至于得罪太后,之前就得罪过,也根本不可能交好,干脆就直接得罪到底好了。
“路恬!你,你不想要军令了吗?!”太后这句话是问路恬,也是在提醒云珟,别忘了她手里还有两块军令。
路恬无所谓的耸肩,“太后别忘了,其中一块你已经用来交换了药材。当初说了要找个箱子放下,只是,你一直没有提出来。而我准备好了锁,也一直没时间办这件事。”
“至于太后手中的另外一块军令,我想,就算我现在要,太后也不会愿意交换。所以,没必要多说。”
“对了,当初说好的事情,咱们就执行了吧。相信皇宫应该能找到一个严密的箱子。

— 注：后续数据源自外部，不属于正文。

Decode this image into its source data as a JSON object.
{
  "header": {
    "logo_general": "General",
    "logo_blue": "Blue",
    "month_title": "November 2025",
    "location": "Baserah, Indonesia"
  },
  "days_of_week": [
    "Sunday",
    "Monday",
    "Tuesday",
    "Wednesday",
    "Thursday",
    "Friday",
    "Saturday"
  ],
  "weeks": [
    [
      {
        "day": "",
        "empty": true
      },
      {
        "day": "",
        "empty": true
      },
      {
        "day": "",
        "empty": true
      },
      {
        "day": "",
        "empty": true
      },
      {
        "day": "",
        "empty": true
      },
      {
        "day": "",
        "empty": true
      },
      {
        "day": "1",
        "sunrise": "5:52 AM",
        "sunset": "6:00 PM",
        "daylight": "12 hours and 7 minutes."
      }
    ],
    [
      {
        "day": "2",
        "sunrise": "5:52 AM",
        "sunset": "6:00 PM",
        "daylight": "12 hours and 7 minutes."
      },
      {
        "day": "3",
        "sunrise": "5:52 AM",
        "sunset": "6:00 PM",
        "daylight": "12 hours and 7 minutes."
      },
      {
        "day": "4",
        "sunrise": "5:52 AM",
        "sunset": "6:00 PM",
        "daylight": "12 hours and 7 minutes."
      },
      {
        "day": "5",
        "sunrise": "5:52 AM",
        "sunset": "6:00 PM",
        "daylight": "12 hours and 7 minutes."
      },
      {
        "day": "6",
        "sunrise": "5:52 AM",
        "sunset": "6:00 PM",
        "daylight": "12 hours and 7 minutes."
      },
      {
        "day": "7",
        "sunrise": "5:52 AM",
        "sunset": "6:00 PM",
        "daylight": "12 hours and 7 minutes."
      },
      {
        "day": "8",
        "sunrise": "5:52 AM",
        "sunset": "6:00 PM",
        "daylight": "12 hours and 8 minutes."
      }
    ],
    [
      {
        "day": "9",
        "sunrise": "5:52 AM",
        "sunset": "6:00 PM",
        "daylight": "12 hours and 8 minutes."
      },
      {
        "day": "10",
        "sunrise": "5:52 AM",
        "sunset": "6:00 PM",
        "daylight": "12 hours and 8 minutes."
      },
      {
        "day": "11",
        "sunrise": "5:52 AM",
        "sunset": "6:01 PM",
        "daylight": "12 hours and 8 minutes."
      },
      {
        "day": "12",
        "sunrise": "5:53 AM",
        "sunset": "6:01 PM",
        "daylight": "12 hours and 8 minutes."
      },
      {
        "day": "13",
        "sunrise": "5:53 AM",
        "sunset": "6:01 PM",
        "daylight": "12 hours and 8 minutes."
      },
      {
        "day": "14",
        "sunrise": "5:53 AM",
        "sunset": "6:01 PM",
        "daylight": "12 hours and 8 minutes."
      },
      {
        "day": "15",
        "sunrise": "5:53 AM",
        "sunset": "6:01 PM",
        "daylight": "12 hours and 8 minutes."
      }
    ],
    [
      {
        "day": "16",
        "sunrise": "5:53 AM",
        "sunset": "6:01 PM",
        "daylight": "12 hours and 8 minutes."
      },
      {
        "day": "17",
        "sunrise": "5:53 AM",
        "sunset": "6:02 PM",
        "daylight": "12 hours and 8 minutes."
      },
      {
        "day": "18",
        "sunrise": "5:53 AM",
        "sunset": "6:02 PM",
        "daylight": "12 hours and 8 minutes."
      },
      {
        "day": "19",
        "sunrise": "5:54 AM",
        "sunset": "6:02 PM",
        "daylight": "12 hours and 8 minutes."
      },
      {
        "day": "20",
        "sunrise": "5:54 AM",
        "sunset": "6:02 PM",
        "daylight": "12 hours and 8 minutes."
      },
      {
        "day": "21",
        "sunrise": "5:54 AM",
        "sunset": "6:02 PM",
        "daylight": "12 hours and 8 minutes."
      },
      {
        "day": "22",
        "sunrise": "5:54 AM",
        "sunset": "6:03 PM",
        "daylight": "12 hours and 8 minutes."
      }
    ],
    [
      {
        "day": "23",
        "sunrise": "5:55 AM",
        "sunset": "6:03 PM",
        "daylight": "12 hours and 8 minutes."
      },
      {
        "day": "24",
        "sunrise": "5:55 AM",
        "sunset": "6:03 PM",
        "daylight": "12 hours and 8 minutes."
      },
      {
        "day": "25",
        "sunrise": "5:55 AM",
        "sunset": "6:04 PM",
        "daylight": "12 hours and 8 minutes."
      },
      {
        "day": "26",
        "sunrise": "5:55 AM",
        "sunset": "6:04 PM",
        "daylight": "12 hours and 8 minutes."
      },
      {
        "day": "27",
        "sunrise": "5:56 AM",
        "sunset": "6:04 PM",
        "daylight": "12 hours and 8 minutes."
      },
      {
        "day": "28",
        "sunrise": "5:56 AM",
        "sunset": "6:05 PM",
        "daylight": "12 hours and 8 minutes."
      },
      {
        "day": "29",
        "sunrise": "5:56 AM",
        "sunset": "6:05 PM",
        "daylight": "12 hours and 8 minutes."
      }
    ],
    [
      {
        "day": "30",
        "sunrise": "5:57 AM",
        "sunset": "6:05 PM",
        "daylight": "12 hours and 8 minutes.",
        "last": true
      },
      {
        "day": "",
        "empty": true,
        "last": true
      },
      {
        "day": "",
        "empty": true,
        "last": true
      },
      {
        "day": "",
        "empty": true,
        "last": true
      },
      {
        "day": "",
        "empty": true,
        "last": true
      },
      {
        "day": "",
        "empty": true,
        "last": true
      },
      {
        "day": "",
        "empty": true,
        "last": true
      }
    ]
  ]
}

我们各自拿一把锁出来,太后拿出军令锁上,如何?”
军令本就重要,太后不可能让她轻易拿到手。
所以,之前讲好条件之后,太后这边没动静,她也没有催促。
再加上,一般情况下也动用不到军令,她根本不担心。
如今的话,发生了端亲王的事情,她还真怕太后怒极之后用了军令。
“没有合适的箱子,这件事以后再说吧。”
“这样的话,太后需要的毒药我便暂时往后推一下。咱们就从军令锁到箱子里的那日开始算,两年后给毒药,如何?”
太后脸色一变,想说不行。
但是,她说不行也不算。
只要她还想要那些毒药,就必须和路恬交易。
她要是不愿意,路恬完全可以不给,对路恬来说没有任何损失。
而她,确实需要那些毒药。
太后有些纠结,但也明白这个时候不能把军令锁起来。
“待哀家找到......”
“太后,我看这件事就算了吧。我只帮皇上做那些药材就已经足够多了。您这般往后拖,让我心里也没什么底。如今又因为端亲王的事情,我们对彼此都不信任。”
她就是要激太后一下,给她施压。不然,这件事不知道又要拖到什么时候。
如今能限制太后手里的一块军令,对云珟他们来说是一种保障。
“不行!之前说好的自然不能算了!”
太后果然不答应。但是,她同样明白路恬的用意。
现在最好就是往后拖。
“那太后今日就让人准备箱子吧。不然,我接下来很长一段时间都没空处理这件事。若是太后找不到箱子,那这件事便只能算了。”
太后深吸口气,站起身,眼中阴冷,冰寒盈满,“路恬,你不要逼哀家!否则,就不要怪哀家不留情面了。”
“呵呵!太后何时留过情面?!”路恬声音带着冷绝,“若不是太后需要我帮着制药,若不是太后想让我帮着向皇上说情。我大概都没资格见到太后吧?”
“而且,太后从一开始就不喜欢我,在我路府第一次举办宴会的时候更是没有留任何情面的在宴会上训斥我。”
“请问,太后娘娘现在还要履行之前说好的条件吗?若是愿意,今日就把军令锁起来。若是不愿,那便就此别过!”